I’ve always considered doing that but do you come out ahead cost wise?

esperent 3 days ago | parent [-]

I've been using Claude 3.5 over API for about 4 months on $100 of credit. I use it fairly extensively, on mobile and my laptop, and I expected to run out of credit ages ago. However, I am careful to keep chats fairly short as it's long chats that eat up the credit.

So I'd say it depends. For my use case it's about even but the API provides better functionality.

joseda-hg 3 days ago | parent | prev [-]

How does the cost compare?

rjh29 3 days ago | parent | prev [-]

I use tabnine, it let's you switch models.

hirvi74 3 days ago | parent | prev [-]

I alluded to this in another comment, but I have 4o to be better than Sonnet in Swift, Obj-C, and Applescript. In my experiences, Claude is worse than useless with those three languages when compared to GPT. Everything else, I'd say the differences haven't been too extreme. Though, o1-preview absolutely smokes both in my experiences too, but it isn't hard for me to hit it's rate limit either.

versteegen 3 days ago | parent | next [-]

Interesting. I haven't compared with 4o or GPT4, but I found DeepSeek 2.5 seems to be better than Claude 3.5 Sonnet (new) at Julia. Although I've seen both Claude and DeepSeek make the exact same sequence of errors (when asked about a certain bug and then given the same reply to their identical mistakes) that shows they don't fully understand the syntax for passing keyword arguments to Julia functions... wow.
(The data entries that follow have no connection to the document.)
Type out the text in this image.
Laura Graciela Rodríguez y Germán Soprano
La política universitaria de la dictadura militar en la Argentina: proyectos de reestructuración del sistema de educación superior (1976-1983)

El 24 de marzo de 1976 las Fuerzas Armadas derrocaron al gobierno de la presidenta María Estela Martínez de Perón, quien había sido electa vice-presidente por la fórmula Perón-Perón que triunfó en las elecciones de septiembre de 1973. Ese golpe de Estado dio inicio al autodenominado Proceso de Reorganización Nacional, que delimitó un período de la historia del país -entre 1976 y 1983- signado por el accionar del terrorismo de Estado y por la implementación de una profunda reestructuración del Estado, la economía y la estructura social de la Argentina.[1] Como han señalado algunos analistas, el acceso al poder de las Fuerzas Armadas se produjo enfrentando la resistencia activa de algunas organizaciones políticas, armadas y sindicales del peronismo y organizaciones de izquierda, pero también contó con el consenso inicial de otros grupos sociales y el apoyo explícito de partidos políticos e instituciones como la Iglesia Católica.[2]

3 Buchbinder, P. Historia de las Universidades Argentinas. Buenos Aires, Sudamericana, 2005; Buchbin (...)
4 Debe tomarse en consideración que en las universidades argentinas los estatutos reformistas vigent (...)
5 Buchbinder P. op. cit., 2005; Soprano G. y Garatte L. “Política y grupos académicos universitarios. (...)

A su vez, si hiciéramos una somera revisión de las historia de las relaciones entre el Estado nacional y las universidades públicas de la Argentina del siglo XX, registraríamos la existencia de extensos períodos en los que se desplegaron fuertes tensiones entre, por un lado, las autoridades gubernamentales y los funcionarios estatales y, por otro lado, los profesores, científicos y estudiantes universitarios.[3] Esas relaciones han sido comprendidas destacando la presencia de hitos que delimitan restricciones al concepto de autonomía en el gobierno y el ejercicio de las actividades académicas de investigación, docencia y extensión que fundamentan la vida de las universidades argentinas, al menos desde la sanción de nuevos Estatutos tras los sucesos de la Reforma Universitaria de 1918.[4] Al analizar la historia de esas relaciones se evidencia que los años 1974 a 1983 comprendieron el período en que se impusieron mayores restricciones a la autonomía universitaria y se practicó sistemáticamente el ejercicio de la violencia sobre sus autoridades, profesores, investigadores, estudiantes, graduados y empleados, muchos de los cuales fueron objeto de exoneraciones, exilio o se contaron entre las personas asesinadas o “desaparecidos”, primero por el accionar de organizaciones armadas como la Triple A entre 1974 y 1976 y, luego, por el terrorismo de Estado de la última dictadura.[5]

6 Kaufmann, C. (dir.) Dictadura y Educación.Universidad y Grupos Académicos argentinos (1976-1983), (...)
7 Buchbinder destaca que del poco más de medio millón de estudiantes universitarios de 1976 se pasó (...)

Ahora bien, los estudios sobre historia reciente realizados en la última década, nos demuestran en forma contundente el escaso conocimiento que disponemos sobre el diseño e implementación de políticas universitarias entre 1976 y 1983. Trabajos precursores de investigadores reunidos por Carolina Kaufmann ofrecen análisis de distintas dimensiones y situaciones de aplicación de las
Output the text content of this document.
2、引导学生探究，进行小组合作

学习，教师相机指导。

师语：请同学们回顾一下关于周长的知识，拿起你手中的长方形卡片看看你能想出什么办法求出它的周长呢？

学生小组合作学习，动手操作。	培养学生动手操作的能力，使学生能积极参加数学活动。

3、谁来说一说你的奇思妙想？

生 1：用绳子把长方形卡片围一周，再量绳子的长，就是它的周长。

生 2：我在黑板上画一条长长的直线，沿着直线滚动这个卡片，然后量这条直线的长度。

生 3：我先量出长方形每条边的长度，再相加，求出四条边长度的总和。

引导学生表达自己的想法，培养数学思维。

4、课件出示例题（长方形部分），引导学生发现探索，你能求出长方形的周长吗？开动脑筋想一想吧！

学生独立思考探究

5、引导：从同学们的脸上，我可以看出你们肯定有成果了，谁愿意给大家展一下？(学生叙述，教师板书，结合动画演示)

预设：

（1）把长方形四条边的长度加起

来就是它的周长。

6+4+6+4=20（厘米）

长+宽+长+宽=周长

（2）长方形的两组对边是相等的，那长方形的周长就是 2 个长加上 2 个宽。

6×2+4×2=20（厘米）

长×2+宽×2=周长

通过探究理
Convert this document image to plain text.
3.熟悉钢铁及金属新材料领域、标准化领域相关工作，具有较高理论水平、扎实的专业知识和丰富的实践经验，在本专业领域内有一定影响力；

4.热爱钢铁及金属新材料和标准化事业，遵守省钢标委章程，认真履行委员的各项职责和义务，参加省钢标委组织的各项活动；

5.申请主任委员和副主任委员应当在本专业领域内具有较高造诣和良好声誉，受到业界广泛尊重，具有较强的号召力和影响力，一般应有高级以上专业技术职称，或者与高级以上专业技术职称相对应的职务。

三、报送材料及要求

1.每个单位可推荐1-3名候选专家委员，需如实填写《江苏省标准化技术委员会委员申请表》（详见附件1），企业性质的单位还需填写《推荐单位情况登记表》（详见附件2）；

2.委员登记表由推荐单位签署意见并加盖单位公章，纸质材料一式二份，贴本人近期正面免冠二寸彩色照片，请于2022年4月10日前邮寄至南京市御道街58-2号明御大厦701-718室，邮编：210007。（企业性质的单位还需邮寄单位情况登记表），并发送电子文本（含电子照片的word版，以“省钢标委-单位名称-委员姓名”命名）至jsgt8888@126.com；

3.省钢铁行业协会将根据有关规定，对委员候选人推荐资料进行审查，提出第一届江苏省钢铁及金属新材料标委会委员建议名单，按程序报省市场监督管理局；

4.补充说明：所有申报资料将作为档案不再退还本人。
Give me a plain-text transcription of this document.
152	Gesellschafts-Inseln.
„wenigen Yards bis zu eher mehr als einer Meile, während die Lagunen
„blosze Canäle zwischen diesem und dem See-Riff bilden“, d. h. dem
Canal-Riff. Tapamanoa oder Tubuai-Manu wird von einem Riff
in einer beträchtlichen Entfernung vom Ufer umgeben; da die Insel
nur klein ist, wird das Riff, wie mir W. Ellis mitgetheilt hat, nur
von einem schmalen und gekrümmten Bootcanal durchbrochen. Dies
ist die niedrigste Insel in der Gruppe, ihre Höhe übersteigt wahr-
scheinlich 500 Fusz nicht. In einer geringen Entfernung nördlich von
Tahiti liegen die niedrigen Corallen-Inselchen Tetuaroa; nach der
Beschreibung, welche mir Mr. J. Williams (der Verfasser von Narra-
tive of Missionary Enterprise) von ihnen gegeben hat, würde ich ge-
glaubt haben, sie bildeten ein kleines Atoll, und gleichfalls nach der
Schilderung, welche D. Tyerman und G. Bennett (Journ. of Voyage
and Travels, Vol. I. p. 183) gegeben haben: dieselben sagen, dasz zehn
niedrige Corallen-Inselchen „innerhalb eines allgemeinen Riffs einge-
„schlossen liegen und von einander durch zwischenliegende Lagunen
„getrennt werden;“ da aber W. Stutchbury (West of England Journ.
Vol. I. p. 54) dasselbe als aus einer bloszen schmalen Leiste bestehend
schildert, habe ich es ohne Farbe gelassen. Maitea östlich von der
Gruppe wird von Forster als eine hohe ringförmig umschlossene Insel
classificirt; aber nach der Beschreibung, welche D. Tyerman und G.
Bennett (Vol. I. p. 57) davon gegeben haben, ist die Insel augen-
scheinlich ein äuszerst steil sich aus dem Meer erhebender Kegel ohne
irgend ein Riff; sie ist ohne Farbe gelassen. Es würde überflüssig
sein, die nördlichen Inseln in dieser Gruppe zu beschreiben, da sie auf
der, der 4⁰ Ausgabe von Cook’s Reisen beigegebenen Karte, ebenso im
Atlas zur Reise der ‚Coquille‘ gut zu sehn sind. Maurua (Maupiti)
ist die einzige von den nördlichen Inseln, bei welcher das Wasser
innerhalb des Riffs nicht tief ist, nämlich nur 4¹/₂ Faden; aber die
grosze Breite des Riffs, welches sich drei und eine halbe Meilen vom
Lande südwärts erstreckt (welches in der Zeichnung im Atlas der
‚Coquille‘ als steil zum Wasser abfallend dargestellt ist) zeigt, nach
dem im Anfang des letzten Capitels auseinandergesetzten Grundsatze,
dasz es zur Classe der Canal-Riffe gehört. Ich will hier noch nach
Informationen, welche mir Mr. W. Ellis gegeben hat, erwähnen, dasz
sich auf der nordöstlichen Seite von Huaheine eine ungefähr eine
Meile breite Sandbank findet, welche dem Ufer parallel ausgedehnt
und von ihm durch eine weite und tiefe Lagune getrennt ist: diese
It was not some kind of tricky case or relevant to the bug. Must have same bad training data. Oops, that's diversion. Actually they're both great in general.

hirvi74 a day ago | parent [-]

I can see what you mean by LLMs making the same mistakes. I had that experience with both GPT and Claude, as well.

However, I found that GPT was better able to correct its mistakes while Claude essentially just doubles down and keeps regurgitating permutations of the same mistakes.

I can't tell you how many times I have had Claude spit out something like, "Use the Foobar.ToString() method to convert the value to a string." To which I reply, something like, "Foobar does not have a method 'ToString()'."

Then Claude will say something like, "You are right to point out that Foobar does not have a .ToString method! Try Foobar.ConvertToString()"

At that point, my frustration levels start to rapidly increase. Have you had experiences like that with Claude or DeepSeek? The main difference with GPT is that GPT tends to find me the right answer after a bit of back-and-forth (or at least point me in a better direction).

rafaelmn 3 days ago | parent | prev [-]

Having used o1 and Claude through Copilot in VSC - Claude is more accurate and faster. A good example is the "fix test" feature is almost always wrong with o1, Claude is 50/50 I'd say - enough to try. Tried on Typescript/node and Python/Django codebases.

None of them are smart enough to figure out integration test failures with edge cases.

AlexAndScripts 3 days ago | parent | prev [-]

Amazon Bedrock supports Claude 3.5, and you can use inference profiles to split it across multiple regions. It's also the same price.

For my use case I use a hybrid of the two, simulating standard rate limits and doing backoff on 529s. It's pretty reliable that way.

Just beware that the European AWS regions have been overloaded for about a month. I had to switch to the American ones.